“... o homem estava caindo? Aquele gerúndio era um desmando nas graves leis da gravidade: quem cai, já caiu.”
Não! Ele está caindo. Um evento dito impossível que pode estar no sonho, mas o final do conto deixa claro que na escrita de Mia Couto tudo é possível, até mesmo pessoas que se demoram a cometer o derradeiro ato. Mestre em metáforas, e eme construir prosas que mais lembram poesias sem verso, brincriando com a última flor do Lácio. Essa é a primeira coletânea de contos que Cia. Das Letras publica, e tal qual Dalton Trevisan faz em sua obra com bem menos originalidade, Mia vai explorar o fértil terreno dos relacionamentos homem/mulher.
Lendas se misturam ao cotidiano, e um realismo fantástico dá vida casas inundadas pela dor, literalmente. Homens que desconhecem o fluir do tempo para envelhecer e dar continuidade a linhagem. A castidade é defendida pela razão e contra a natureza das paixões produzindo um resultado catastrófico em “Saia almarrotada”.
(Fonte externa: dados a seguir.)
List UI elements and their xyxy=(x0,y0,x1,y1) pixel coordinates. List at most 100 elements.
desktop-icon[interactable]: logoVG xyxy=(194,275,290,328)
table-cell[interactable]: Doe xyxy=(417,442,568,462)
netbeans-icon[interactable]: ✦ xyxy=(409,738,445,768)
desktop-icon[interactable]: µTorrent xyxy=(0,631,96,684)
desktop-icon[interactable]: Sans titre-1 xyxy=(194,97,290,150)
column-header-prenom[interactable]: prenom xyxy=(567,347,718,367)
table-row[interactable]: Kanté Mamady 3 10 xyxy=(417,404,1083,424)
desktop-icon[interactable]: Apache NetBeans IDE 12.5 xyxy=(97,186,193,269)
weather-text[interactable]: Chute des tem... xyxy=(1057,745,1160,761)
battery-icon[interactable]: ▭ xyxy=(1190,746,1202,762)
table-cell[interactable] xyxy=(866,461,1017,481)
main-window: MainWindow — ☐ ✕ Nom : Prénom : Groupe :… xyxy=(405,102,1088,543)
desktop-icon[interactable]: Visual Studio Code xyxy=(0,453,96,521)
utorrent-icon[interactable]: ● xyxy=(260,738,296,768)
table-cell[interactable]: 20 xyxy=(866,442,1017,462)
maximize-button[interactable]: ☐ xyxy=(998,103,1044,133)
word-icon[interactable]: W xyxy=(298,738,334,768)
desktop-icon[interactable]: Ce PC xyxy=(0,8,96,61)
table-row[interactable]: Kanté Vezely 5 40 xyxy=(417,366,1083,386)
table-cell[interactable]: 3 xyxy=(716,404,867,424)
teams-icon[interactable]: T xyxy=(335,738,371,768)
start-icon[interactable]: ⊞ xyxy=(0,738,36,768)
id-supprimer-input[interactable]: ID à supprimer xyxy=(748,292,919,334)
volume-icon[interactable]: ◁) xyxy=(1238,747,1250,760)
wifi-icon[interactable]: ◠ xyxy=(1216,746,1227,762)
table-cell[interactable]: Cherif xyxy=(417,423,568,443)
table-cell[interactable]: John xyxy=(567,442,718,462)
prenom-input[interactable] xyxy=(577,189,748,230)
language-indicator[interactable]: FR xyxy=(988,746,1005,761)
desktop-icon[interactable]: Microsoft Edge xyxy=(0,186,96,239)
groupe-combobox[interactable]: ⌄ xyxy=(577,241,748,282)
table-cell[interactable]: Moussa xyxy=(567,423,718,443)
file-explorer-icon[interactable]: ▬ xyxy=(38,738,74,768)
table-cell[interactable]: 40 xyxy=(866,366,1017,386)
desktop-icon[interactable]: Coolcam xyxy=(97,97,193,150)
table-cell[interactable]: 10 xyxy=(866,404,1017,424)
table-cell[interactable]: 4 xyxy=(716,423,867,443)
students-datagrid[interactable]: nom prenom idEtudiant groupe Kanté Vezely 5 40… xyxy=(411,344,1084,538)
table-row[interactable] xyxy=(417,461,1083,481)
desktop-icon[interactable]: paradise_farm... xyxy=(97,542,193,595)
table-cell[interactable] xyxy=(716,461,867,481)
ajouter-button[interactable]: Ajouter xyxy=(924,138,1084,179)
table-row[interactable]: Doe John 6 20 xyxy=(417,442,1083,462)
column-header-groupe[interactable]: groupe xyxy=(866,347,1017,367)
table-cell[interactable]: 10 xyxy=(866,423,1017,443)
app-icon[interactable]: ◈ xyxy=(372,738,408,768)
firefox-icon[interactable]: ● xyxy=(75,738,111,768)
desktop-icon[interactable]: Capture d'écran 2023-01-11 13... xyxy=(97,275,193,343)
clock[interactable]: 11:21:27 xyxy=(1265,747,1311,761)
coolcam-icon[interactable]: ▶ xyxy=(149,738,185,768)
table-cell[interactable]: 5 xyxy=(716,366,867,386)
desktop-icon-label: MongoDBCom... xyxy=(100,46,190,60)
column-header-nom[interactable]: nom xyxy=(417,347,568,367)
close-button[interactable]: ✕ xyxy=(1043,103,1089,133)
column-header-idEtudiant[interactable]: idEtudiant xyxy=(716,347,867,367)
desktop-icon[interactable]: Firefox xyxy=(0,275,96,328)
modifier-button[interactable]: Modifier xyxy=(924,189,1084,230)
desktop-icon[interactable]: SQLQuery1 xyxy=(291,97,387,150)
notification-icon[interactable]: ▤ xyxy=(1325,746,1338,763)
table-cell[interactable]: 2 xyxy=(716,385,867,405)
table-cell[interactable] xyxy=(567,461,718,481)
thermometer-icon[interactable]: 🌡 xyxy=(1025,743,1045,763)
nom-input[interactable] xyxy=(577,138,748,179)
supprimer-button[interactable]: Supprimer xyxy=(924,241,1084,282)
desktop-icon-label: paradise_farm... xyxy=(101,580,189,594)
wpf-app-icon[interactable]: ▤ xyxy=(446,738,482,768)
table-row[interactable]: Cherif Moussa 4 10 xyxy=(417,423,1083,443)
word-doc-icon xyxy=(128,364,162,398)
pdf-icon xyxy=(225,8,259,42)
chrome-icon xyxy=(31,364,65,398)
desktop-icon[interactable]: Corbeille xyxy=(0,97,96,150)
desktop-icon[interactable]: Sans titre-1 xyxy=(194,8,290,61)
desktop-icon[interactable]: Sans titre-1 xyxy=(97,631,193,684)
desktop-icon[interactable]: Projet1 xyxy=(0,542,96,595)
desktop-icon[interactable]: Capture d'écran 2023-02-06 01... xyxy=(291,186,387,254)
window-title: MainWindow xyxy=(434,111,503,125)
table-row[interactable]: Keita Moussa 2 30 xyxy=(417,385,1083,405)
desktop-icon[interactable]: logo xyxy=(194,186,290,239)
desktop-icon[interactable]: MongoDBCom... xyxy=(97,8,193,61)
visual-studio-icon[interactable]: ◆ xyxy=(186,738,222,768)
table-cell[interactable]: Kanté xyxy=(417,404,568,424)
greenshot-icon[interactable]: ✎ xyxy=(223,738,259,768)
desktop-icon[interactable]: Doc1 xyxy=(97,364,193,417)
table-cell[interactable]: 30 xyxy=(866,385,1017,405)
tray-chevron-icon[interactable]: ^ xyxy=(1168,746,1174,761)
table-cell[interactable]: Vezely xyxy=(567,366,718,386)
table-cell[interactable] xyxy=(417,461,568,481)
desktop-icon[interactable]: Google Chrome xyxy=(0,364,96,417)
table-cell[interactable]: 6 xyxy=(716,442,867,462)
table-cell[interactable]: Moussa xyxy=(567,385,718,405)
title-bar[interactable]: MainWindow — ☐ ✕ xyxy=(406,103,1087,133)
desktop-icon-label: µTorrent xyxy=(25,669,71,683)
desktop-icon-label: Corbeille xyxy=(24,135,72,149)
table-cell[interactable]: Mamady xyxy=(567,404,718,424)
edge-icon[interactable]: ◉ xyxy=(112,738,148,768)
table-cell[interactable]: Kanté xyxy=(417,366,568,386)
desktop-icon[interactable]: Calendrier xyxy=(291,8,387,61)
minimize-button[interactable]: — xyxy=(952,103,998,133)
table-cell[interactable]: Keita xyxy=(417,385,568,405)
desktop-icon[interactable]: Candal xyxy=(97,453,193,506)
São contos de alta carga emocional, os temas são os mesmos abordados desde sempre: a procura da identidade moçambicana, a juventude contra a velhice, a tradição que briga com a transgressão, mas na escrita de Couto eles são sempre revestidos com imagens poderosas. Os últimos livros de Mia estão longe do humor de último voo do flamingo, ou da história mais centrada no social como Terra Sonâmbula, e nessa coletânea de 2004, o tom é a mesma melancolia de “Venenos de Deus”, com a diferença de aquele tinha um pé calcado na realidade e este é um voo de imaginação, os não familiarizados podem estranhar, os demais quando olhar para trás e ver uma casa afundando saberão que estão em casa.